The pages turn
Novel-turned-star vehicle picks up pieces of a family’s broken life
Uneven and wobbly in several respects, An Unfinished Life nevertheless has a stronger appeal and a greater dramatic effectiveness than its imperfections would normally seem to permit.
Part soap opera and part modern-day western, this sentimentally scripted multi-character drama has a big-name cast (Robert Redford, Jennifer Lopez, Morgan Freeman) and a storyline that is both provocative and predictable. The performances and the casting vary considerably in quality, but the actors rescue the film from its assorted hackneyed elements on several crucial occasions.
Based on a novel by Mark Spragg (with a screenplay adaptation by the novelist and his wife Virginia Korus Spragg), the film seems at first to focus on a widowed single mother named Jean (Lopez) who, with her pre-teen daughter Griff (Becca Gardner) in tow, flees an abusive boyfriend in Iowa and seeks refuge on the Wyoming ranch of her estranged father-in-law Einar Gilkyson (Redford). Einar is still grieving over the death of his son, a decade earlier in an auto accident, for which he still blames Jean, and he is also serving more or less full-time as caregiver for his longtime ranch hand Mitch (Freeman), who has been mauled by a bear.

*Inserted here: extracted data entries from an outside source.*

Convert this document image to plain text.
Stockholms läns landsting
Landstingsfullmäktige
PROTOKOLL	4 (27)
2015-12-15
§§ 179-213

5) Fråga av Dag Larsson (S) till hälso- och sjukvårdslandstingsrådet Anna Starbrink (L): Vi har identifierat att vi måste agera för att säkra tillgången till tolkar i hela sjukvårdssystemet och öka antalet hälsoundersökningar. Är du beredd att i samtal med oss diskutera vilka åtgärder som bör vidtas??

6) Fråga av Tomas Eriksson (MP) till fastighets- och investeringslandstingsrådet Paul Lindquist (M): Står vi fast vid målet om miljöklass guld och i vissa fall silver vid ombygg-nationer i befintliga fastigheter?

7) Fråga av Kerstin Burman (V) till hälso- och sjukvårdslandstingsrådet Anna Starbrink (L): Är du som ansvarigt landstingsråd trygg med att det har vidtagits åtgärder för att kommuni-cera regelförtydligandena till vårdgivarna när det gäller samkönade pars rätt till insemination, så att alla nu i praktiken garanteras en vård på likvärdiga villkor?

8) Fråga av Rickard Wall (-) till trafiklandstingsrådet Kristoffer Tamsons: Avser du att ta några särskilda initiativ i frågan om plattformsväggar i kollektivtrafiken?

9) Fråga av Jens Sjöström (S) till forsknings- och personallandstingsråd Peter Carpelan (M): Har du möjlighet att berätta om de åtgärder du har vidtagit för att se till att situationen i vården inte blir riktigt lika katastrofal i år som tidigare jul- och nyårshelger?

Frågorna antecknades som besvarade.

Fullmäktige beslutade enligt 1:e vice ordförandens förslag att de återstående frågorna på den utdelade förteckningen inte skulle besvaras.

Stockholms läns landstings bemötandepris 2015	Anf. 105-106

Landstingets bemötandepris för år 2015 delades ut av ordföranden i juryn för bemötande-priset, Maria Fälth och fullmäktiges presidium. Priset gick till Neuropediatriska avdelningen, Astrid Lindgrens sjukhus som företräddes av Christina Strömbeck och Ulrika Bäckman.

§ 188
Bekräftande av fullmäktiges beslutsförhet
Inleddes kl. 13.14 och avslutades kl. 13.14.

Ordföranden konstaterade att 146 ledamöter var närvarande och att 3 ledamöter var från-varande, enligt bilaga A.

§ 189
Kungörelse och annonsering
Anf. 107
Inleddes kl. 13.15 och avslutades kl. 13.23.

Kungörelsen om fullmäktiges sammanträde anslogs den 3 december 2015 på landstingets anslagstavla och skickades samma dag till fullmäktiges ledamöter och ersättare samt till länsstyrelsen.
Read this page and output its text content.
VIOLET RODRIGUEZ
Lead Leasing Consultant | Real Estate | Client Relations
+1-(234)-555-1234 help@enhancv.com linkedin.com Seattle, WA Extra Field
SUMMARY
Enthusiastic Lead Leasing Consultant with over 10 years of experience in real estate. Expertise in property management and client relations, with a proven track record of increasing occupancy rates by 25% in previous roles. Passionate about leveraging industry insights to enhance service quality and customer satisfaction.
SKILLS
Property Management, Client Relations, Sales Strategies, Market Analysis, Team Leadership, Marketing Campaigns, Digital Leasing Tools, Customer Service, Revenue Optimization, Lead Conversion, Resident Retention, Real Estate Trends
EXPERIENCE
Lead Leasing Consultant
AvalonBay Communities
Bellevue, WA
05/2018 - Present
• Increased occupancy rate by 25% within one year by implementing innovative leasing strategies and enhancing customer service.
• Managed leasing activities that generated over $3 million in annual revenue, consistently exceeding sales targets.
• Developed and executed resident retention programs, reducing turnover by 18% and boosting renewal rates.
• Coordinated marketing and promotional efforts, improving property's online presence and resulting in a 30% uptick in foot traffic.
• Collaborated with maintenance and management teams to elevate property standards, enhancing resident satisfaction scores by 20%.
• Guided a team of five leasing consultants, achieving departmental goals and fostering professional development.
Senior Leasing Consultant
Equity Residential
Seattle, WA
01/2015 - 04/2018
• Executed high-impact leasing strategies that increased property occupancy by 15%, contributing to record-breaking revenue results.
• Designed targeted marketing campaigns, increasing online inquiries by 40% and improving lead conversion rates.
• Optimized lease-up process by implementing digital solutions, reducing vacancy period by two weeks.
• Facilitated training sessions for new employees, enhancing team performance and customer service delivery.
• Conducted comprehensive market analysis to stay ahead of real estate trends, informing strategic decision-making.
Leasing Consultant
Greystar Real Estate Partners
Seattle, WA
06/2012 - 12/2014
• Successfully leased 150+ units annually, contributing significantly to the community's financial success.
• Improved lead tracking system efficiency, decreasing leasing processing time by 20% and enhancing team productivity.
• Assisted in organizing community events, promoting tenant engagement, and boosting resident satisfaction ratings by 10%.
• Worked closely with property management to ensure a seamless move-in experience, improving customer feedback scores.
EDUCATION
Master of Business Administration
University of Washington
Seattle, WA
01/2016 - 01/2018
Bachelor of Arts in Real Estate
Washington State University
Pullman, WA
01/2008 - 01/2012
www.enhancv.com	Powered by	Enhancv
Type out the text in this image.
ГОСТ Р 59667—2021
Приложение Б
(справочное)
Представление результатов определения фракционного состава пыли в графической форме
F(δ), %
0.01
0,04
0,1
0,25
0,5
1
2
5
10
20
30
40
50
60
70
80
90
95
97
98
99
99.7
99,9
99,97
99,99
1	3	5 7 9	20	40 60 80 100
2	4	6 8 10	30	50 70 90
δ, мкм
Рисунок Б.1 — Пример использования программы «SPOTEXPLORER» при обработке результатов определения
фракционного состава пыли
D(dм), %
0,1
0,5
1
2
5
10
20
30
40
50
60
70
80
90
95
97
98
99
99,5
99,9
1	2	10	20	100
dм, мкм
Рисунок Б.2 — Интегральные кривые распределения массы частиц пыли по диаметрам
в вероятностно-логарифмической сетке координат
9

The emotional pressures of the characters’ assorted guilts and regrets build in predictable ways, and the dramatic ante is raised by a pair of suspense-enhancing arrivals—the abusive boyfriend Gary (Damian Lewis) has begun stalking Jean in Wyoming and the bear that mauled Mitch has come back to town, and Mitch and Einar are taking it personally. In the midst of this, there is another kind of arrival—Jean’s daughter decides she’d rather live with her newly discovered grandfather than with her mother, who has plunged quickly into a romance with the local sheriff (Josh Lucas).
There’s an excess of family melodrama lurking in all that and director Lasse Hallström cuts it down to credible size by putting a premium on simplicity and understatement. But that doesn’t entirely make up for some of the thuddingly symbolic dialog or for J-Lo’s putting a sleek toughness in when a rougher, more beleaguered toughness is what was needed.
Redford’s Einar is an embittered, crusty old coot, more crusty than bitter and anyway a little bit softened, in spite of his apparent hardness. Mitch is another of Freeman’s African-American savants, and here seems as if he might be a becalmed obsessive borrowed from the fictional worlds of Faulkner or Melville. In any event, the Mitch-Einar parts of the movie are a western, sometimes modern and elegiac, when they contemplate and josh about their wounds, and sometimes old and unrepentant, when they show up almost magically for the showdown with abusive Gary.
What some reviewers have missed is that An Unfinished Life is also a rite of passage story, and a smart and touching one, at that. Becca Gardner’s Griff is an utterly persuasive piece of character acting—and possibly the best work in the film.